Goldman: Gold's Upside Remains Long
Goldman Sachs remains bullish on gold and believes the rally is still larger than its own estimates. The reason is that recent retail investor interest and gold-backed ETF inflows have far exceeded the bank's internal models, creating "upside risk" above its $4,000/oz (mid-2026) and $4,300/oz (end of next year) targets.
Goldman analysts warned that a month ago they already assessed that gold could approach $5,000/oz if just 1% of privately held US Treasury securities were converted into gold. With ETF inflows strengthening, the possibility of that scenario is increasingly open.
Price-wise, gold has risen 12% since August 29, breaking out of the $3,200–$3,450 range that confined it throughout the second and third quarters.

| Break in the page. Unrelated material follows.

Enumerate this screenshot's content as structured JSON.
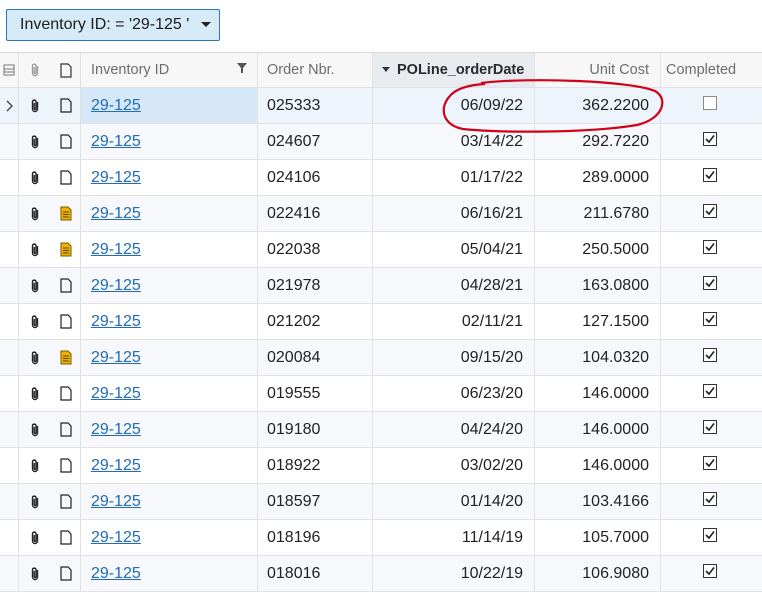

The main driver is not just speculators; after central bank purchases are thought to have resumed their seasonal lull, speculative investors have only a small presence in the latest rally.
So far this year, gold has been one of the best-performing commodities, surging nearly 50% and surpassing the 1980 real record. This was driven by a combination of central bank buying and subsequent Fed rate cuts, which typically benefit non-yielding assets like bullion.
On Thursday morning, gold was trading around $3,865/oz, maintaining a five-day rally and approaching the $4,000 milestone. Fiscal concerns stemming from the US government shutdown have also weighed on the dollar, adding to gold's appeal as a safe haven.